Thinking Machines & Deterministic AI

Research·September 10 2025·3 min read
Determinism in LLM inference

Thinking Machines (www.thinkingmachines.ai) just published an excellent post on defeating nondeterminism in LLM inference. It highlights an issue many people in production AI have run into: even with temperature set to 0, models sometimes give different outputs for the same prompt.

The reason is subtle. When GPUs batch requests together, the order of floating-point operations shifts, and because floating-point math isn’t perfectly associative, that tiny difference can cascade into different token choices.

Their solution — batch-invariant kernels — makes inference deterministic. The same input now produces the same output, every time. That’s a huge step forward for anyone trying to build reproducible, reliable AI systems.

Why Determinism Matters

Deterministic inference unlocks real benefits:

  • Reproducibility — identical inputs, identical outputs, no surprises.
  • Debugging — easier to trace issues when outputs don’t wobble.
  • Benchmarking — accuracy scores stop drifting between runs.
  • Tuning — correction pairs and preferences become more consistent.

In short: reproducibility is infrastructure. It gives teams confidence that what they measure today will hold tomorrow.

Determinism and Accuracy

But reproducibility is only part of the puzzle. Determinism means you’ll always get the same answer — but it doesn’t guarantee that answer is true.

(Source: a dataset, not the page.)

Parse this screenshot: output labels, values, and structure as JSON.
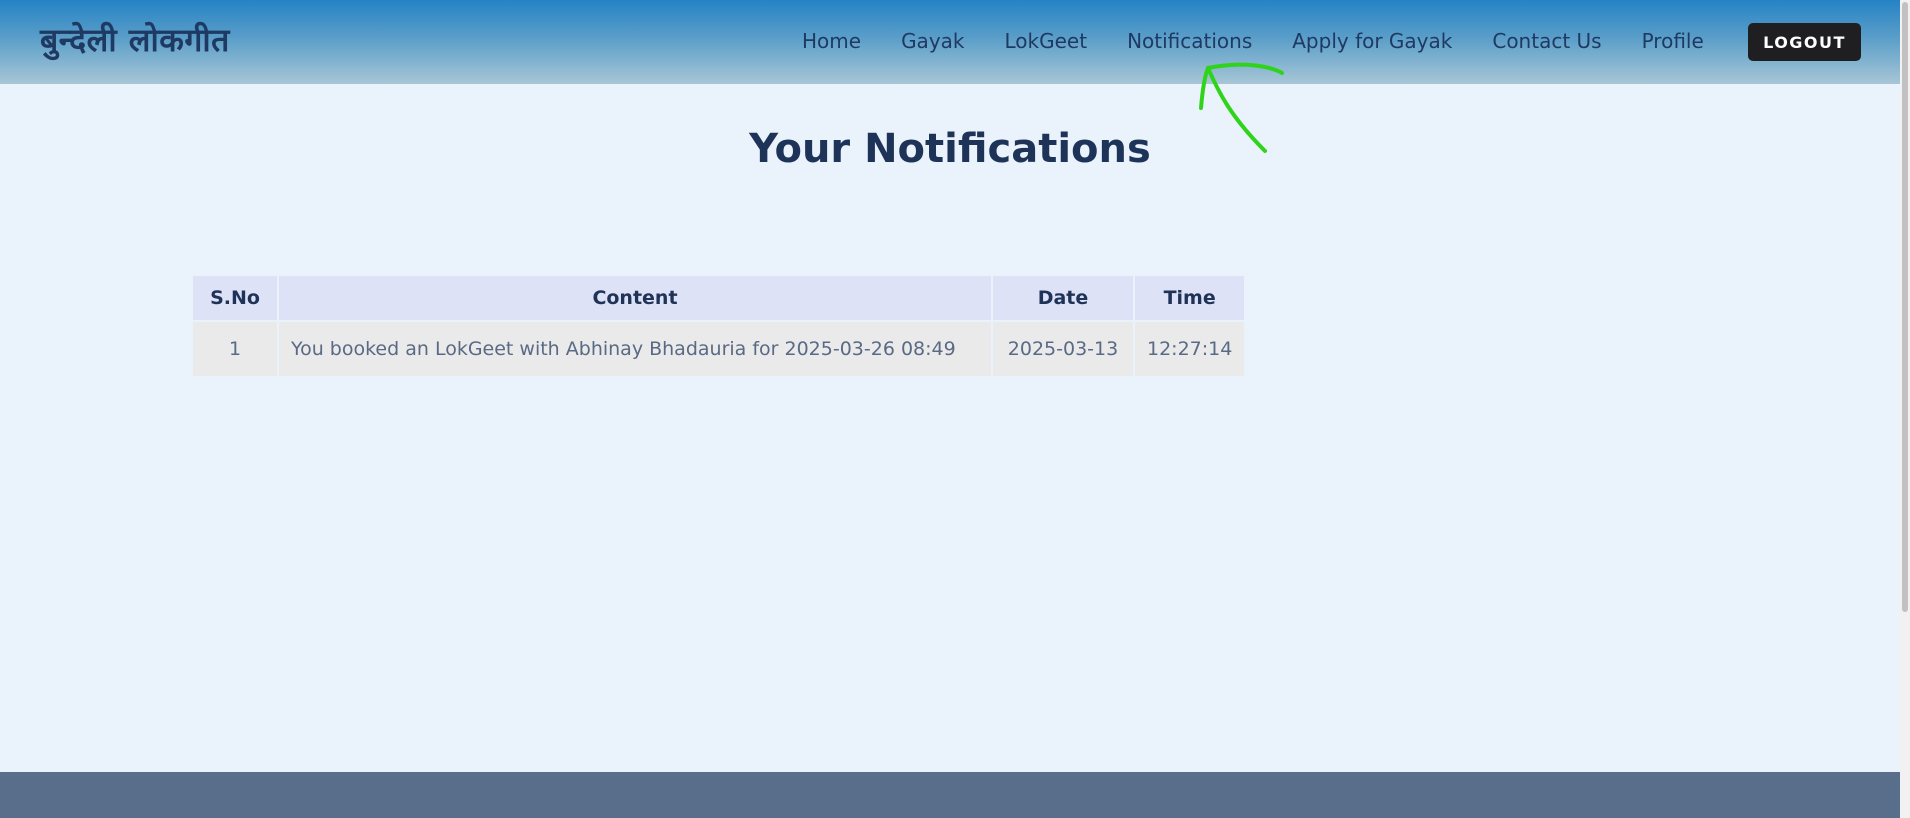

That’s not a flaw in this approach; it’s just the nature of LLMs. They generate by matching patterns and probabilities, not by checking facts. A deterministic model can still be consistently wrong if the underlying weights or data are off.

Where Superficial Fits

This is where Superficial comes in.

Determinism makes models stable. Superficial makes them trustworthy. We take deterministic outputs and break them into atomic claims, then verify each claim against trusted sources. The result is a system that’s not only reproducible but also accurate, auditable, and compliant.

Put another way:

  • Thinking Machines have solved consistency.
  • Superficial solves correctness.

Together, these developments push AI closer to being both reliable and deployable in high-stakes environments.

Looking Ahead

The work from Thinking Machines shows how much progress can come from careful engineering. Deterministic inference removes one of the hidden sources of instability in AI systems. Paired with verification layers like Superficial, we can finally move from systems that are merely repeatable to systems that are reliable.

This is the direction AI needs to go.